Question

The potential at a point at distance $x$ (measured in $\text{m}$) due to some charge situated on $x$ - axis is given by $V\left(x\right)=\frac{20}{x^2-4}\text{V}$. The electric field at $x=4\text{m}$ is given by

• A. $\frac{5}{3}\text{V/m}$ in $+x$ direction.
• B. $\frac{10}{9}\text{V/m}$ in $-x$ direction.
• C. $\frac{5}{3}\text{V/m}$ in $-x$ direction.
• D. $\frac{10}{9}\text{V/m}$ in $+x$ direction.

Answer 1

The correct option is D $\frac{10}{9}\text{V/m}$ in $+x$ direction.

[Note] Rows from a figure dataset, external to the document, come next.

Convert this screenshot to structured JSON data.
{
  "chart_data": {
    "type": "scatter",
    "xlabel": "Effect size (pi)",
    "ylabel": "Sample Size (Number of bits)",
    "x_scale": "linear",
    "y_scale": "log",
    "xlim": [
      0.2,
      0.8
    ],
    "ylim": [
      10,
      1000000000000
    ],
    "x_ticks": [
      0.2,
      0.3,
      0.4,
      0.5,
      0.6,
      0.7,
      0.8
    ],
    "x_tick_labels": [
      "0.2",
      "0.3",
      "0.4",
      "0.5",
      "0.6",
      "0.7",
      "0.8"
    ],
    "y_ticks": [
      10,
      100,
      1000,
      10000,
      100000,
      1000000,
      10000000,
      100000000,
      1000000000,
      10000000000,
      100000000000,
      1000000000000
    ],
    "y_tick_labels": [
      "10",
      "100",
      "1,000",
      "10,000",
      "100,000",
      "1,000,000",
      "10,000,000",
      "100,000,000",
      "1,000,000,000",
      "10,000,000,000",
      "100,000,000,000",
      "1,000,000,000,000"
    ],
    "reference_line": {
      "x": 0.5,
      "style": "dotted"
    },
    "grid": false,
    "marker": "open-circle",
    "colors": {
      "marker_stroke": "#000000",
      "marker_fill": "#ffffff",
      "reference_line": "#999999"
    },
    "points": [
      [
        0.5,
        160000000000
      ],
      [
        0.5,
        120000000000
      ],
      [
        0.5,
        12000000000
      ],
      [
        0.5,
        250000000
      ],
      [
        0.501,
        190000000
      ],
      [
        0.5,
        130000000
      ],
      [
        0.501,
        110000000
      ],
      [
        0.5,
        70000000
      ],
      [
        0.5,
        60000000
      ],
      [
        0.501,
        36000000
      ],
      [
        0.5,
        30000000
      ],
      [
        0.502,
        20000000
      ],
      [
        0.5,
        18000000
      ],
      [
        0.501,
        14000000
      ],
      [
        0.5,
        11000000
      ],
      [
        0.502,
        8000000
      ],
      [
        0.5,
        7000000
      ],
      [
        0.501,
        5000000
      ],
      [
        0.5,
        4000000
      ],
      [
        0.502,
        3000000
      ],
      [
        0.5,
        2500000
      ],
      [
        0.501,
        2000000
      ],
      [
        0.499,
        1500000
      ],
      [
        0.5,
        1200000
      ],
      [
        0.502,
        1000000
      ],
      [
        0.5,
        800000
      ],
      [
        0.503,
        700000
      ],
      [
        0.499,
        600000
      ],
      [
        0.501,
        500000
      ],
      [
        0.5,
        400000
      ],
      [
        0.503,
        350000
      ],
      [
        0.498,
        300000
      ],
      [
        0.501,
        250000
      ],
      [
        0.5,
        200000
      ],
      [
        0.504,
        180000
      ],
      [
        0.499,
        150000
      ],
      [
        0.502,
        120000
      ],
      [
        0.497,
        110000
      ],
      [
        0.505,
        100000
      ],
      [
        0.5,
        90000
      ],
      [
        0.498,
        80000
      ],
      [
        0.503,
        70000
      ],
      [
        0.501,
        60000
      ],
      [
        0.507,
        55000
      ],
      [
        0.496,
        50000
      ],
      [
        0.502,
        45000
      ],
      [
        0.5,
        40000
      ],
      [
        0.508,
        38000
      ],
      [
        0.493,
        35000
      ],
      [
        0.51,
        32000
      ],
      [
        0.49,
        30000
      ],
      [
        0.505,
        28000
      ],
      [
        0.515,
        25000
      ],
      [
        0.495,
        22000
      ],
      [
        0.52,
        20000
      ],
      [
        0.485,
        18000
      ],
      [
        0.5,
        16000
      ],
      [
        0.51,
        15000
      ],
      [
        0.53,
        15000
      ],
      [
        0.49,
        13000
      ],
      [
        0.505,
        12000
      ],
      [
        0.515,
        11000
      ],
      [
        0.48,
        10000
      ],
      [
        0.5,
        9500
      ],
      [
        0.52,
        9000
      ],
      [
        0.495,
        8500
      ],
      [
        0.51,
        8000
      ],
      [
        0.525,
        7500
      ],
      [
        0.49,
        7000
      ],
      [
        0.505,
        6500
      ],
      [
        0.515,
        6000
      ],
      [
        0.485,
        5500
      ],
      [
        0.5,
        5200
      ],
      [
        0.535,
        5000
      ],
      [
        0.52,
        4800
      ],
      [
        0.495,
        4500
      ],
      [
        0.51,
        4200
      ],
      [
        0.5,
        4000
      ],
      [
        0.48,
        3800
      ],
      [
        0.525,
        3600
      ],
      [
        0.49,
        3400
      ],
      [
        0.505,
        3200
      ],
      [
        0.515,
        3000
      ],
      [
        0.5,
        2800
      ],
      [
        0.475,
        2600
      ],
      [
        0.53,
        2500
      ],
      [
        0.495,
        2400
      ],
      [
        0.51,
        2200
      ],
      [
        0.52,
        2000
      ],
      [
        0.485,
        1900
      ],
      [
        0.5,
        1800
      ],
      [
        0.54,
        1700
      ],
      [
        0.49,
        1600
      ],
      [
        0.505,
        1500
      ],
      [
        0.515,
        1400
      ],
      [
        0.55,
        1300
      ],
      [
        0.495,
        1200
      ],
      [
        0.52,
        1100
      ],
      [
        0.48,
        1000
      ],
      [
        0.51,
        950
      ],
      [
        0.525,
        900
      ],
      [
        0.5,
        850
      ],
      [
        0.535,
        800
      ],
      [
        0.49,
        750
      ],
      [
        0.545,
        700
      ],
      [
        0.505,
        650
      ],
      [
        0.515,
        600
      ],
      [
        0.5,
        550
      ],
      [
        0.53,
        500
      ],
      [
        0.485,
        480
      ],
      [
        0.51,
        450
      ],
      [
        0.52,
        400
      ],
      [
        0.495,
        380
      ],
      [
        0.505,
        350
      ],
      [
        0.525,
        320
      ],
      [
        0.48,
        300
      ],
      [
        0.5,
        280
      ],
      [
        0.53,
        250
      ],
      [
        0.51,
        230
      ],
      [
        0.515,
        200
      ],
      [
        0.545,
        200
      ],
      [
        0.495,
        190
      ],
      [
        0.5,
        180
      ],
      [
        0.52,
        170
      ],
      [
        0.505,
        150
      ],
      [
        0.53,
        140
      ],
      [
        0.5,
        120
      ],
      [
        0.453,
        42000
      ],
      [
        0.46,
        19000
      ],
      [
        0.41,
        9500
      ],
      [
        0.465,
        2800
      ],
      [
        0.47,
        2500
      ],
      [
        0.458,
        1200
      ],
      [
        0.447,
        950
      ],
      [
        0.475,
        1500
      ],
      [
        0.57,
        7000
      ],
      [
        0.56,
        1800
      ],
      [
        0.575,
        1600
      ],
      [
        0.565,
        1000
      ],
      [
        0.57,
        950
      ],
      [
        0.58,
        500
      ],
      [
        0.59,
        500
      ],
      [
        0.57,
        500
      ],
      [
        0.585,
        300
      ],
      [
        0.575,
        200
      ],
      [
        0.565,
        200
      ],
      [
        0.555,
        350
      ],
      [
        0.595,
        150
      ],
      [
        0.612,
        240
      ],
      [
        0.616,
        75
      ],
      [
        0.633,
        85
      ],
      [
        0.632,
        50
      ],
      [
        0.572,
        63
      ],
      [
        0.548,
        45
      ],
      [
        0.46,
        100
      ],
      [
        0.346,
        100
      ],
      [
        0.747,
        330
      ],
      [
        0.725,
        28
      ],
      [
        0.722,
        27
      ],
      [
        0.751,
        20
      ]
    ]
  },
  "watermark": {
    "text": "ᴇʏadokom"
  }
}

The potential at distance $x$ from the charge is given by
$V\left(x\right)=\frac{20}{x^2-4}=20{(x^2-4)}^{-1}$

The relation between electric field $\left(E\right)$ and electric potential is
$E=-\frac{dV}{dx}$
$\Rightarrow E=-20\times \frac{d{(x^2-4)}^{-1}}{dx}$

$\Rightarrow E=-20(-1)\times {(x^2-4)}^{-2}\times 2x$

$\Rightarrow E=\frac{40x}{{(x^2-4)}^2}$

So at $x=4\text{m}$

$\Rightarrow E=\frac{40\times 4}{{(4^2-4)}^2}$

$\Rightarrow E=\frac{160}{{(16-4)}^2}=\frac{160}{{12}^2}=\frac{160}{144}$

$\Rightarrow E=\frac{10}{9}\text{V/m}$

As this value is positive, $\overrightarrow{E}$ will be along the positive $x$ - direction.
Hence, option (d) is correct.